In June, the firm deferred a plan to seek a separate listing for Hopewell Hong Kong Properties when the stock market fell sharply amid renewed worries over property tightening measures on the mainland.
Hopewell was looking to raise about HK$5 billion to help finance its development in Wan Chai.
The initial development stage of Hopewell Centre II will now require capital expenditure for next year and 2015 of about HK$750 million, Wu said yesterday, and this could be financed from internal resources and by bank borrowings.
The 55-floor tower, due to open in 2019, will have a total gross floor area of 1.1 million square feet.
Hopewell reported an 8.2 per cent decline in core earnings - excluding exceptional items and gains from investments and land conversions - to HK$1.23 billion for the year to June 30, with the bottom line weighed down by a lower contribution from mainland toll revenues.

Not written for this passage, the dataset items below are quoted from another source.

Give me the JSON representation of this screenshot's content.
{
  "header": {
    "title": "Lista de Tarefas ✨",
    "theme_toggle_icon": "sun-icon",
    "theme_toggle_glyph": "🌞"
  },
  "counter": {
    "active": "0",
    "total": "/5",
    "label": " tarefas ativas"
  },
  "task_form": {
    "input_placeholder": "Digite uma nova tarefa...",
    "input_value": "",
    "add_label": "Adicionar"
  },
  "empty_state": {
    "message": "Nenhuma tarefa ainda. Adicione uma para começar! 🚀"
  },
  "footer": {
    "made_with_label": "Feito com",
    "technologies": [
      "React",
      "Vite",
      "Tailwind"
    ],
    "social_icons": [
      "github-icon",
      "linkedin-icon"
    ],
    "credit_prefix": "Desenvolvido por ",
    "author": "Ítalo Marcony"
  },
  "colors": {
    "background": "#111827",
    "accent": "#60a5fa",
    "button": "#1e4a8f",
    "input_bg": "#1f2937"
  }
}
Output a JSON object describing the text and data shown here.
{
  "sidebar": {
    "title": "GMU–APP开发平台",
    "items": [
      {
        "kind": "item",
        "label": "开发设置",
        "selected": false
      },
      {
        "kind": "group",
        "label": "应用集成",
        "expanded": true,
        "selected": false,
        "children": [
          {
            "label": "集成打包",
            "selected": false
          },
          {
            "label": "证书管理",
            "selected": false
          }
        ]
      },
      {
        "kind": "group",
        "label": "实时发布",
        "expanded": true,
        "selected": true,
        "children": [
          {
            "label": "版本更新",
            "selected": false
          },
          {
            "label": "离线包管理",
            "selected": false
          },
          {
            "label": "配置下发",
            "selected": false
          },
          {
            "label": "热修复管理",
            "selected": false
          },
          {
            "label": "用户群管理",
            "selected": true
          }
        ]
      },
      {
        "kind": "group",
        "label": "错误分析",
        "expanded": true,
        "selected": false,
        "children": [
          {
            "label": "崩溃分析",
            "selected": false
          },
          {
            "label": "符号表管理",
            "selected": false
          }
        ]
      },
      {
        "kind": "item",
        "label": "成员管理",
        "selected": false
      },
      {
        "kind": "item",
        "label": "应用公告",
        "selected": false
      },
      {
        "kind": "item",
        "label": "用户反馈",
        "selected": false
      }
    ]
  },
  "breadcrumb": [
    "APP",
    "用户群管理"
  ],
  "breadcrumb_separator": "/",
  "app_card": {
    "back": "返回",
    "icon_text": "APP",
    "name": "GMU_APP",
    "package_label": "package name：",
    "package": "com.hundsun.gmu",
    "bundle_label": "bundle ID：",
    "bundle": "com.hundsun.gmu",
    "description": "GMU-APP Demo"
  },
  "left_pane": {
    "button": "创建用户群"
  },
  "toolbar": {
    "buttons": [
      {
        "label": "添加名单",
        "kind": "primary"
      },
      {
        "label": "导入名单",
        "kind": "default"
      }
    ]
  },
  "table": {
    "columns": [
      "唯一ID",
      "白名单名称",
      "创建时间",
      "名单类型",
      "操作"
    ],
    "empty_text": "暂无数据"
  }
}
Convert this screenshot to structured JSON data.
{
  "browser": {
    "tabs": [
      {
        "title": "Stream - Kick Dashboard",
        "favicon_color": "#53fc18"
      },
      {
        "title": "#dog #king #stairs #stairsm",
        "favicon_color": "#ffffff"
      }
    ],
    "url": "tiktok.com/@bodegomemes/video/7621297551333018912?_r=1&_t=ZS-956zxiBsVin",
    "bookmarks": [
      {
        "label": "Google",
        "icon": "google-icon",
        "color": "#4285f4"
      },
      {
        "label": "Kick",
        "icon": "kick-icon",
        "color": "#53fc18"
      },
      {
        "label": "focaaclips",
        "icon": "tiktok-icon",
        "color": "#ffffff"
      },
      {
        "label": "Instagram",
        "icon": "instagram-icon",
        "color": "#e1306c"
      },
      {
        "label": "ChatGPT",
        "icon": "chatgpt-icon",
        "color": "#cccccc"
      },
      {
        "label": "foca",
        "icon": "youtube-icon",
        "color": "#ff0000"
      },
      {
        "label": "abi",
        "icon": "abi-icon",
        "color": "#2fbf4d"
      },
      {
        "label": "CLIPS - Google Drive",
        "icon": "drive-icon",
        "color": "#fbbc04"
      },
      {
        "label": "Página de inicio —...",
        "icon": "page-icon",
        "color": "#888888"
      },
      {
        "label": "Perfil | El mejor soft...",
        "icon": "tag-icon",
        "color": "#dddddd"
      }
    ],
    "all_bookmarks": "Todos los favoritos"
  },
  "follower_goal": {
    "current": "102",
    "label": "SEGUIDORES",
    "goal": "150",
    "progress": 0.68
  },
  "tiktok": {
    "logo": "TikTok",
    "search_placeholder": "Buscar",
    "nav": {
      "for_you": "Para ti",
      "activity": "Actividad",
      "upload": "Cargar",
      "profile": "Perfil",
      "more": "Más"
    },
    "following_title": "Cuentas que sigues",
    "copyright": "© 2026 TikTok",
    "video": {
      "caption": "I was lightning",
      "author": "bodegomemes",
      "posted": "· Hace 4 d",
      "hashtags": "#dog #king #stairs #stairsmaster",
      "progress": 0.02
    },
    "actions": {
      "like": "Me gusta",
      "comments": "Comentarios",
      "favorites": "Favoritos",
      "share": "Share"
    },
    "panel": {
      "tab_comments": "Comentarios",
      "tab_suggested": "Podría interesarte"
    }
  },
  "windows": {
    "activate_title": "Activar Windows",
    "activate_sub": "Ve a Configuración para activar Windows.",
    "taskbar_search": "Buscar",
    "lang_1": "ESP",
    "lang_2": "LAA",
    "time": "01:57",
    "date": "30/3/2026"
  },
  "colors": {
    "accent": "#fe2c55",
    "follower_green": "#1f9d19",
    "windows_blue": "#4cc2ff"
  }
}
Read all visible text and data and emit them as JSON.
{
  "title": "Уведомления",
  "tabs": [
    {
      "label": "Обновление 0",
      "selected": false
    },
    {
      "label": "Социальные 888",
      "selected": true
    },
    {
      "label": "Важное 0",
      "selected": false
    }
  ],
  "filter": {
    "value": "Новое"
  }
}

Turnover dropped 6 per cent to HK$6.14 billion.
But a substantial increase in revaluation gains on investment properties to HK$8.72 billion and a HK$2.24 billion land conversion gain on the commercial portion of Hopewell Centre II lifted net profit to a record HK$12.2 billion, up 236 per cent from HK$3.63 billion last year.
A final dividend of 55 HK cents will be paid, up from 54 HK cents a year earlier.
The net profit of the group's Hong Kong-listed subsidiary Hopewell Highway Infrastructure (HHI), fell 28 per cent to 601 million yuan (HK$761 million) for the year to June 30, owing to the mainland government's cutting of road tolls.
The toll-road operator's net toll revenue declined 7 per cent to 1.8 billion yuan.
To mark the 10th anniversary of HHI's listing on the stock exchange, a special dividend of 10 fen was paid to shareholders on top of a final dividend of nine fen, down 31 per cent from 12.95 fen a year ago.
Hopewell shares closed 1.59 per cent lower at HK$24.75 before yesterday's announcement, and HHI shares ended down 1.85 per cent at HK$3.71. The Hang Seng Index closed 2.2 per cent lower at 21,970.29 points.